Maka apakah kamu (muslimin) sangat mengharapkan mereka akan percaya kepadamu, sedangkan segolongan dari mereka mendengar firman Allah, lalu mereka mengubahnya setelah memahaminya, padahal mereka mengetahui.
Umat islam yakin bahwa Al-Qur’an merupakan
firman yang berasal dari Allah sendiri. Firman itu disampaikan secara langsung
kepada nabi Muhammad SAW (570 – 632 M). Berhubung Muhammad adalah seorang yang
tidak bisa membaca dan menulis, maka setelah mendapatkan firman Allah itu dia
langsung mendiktekan kepada pengikutnya untuk ditulis. Semua tulisan-tulisan
itu kemudian dikumpulkan, dan jadilah kita yang sekarang dikenal dengan nama
Al-Qur’an. Karena itu, apa yang tertulis dalam Al-Qur’an adalah merupakan
kata-kata Allah sendiri. Tak heran bila umat islam menganggap kitab tersebut
sebagai sesuatu yang suci, karena Allah sendiri adalah mahasuci. Penghinaan
terhadap Al-Qr’an adalah juga penghinaan terhadap Allah, dan orang yang
melakukan hal tersebut wajib dibunuh. Ini merupakan kehendak Allah sendiri,
yang tertuang dalam Al-Qur’an.
Keyakinan umat islam bahwa Al-Qur’an
merupakan kata-kata Allah didasarkan pada firman Allah sendiri. Ada banyak ayat
dalam Al-Qur’an, yang merupakan perkataan Allah, yang mengatakan hal tersebut.
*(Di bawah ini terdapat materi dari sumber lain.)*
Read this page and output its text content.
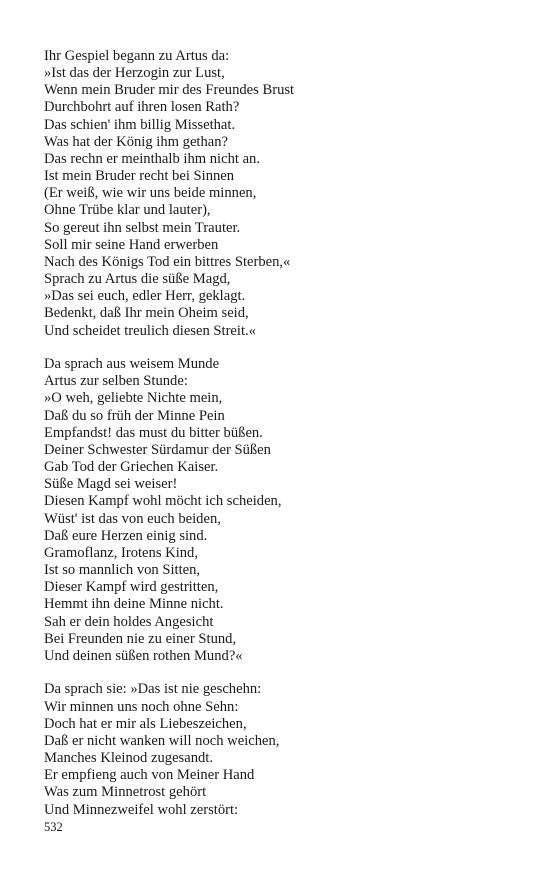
Ihr Gespiel begann zu Artus da:
»Ist das der Herzogin zur Lust,
Wenn mein Bruder mir des Freundes Brust
Durchbohrt auf ihren losen Rath?
Das schien' ihm billig Missethat.
Was hat der König ihm gethan?
Das rechn er meinthalb ihm nicht an.
Ist mein Bruder recht bei Sinnen
(Er weiß, wie wir uns beide minnen,
Ohne Trübe klar und lauter),
So gereut ihn selbst mein Trauter.
Soll mir seine Hand erwerben
Nach des Königs Tod ein bittres Sterben,«
Sprach zu Artus die süße Magd,
»Das sei euch, edler Herr, geklagt.
Bedenkt, daß Ihr mein Oheim seid,
Und scheidet treulich diesen Streit.«
Da sprach aus weisem Munde
Artus zur selben Stunde:
»O weh, geliebte Nichte mein,
Daß du so früh der Minne Pein
Empfandst! das must du bitter büßen.
Deiner Schwester Sürdamur der Süßen
Gab Tod der Griechen Kaiser.
Süße Magd sei weiser!
Diesen Kampf wohl möcht ich scheiden,
Wüst' ist das von euch beiden,
Daß eure Herzen einig sind.
Gramoflanz, Irotens Kind,
Ist so mannlich von Sitten,
Dieser Kampf wird gestritten,
Hemmt ihn deine Minne nicht.
Sah er dein holdes Angesicht
Bei Freunden nie zu einer Stund,
Und deinen süßen rothen Mund?«
Da sprach sie: »Das ist nie geschehn:
Wir minnen uns noch ohne Sehn:
Doch hat er mir als Liebeszeichen,
Daß er nicht wanken will noch weichen,
Manches Kleinod zugesandt.
Er empfieng auch von Meiner Hand
Was zum Minnetrost gehört
Und Minnezweifel wohl zerstört:
532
Al-Qur’an diturunkan agar menjadi petunjuk bagi umat islam. Setiap umat islam
wajib mengikuti apa yang dikatakan dalam Al-Qur’an. Untuk kemudahan ini maka
sengaja Allah mudahkan Al-Qur’an untuk peringatan (QS al-Qamar: 17). Dengan
kata lain, Al-Qur’an adalah kitab yang sudah
jelas dan mudah dipahami.
Berangkat dari keyakinan umat islam ini, maka kutipan ayat Al-Qur’an di atas haruslah dikatakan merupakan perkataan Allah. Apa yang tertulis di atas, kecuali yang ada dalam tanda kurung, merupakan kata-kata Allah sendiri yang disampaikan kepada Muhammad. Kutipan di atas hanya terdiri dari 3 kalimat, yang digabung menjadi 1 kalimat majemuk. Sekalipun Al-Qur’an merupakan wahyu yang disampaikan Allah kepada Muhammad, namun dalam kutipan di atas sepertinya konteksnya bukan dalam arti pembicaraan antara 2 orang teman. Patut diduga bahwa Allah sebenarnya ingin bicara sesuatu dengan umat islam, tapi hal itu disampaikan melalui Muhammad. Karena itulah, kata “kamu” dalam kutipan di atas diberi penjelasan dalam tanda kurung sebagai umat islam atau “muslimin”. Jika konteksnya adalah pembicaraan antara teman, maka kata “kamu” dalam kutipan di atas akan diberi keterangan sebagai Muhammad sebagaimana banyak ditemukan dalam Al-Qur’an (misalnya, QS al-Baqarah: 96).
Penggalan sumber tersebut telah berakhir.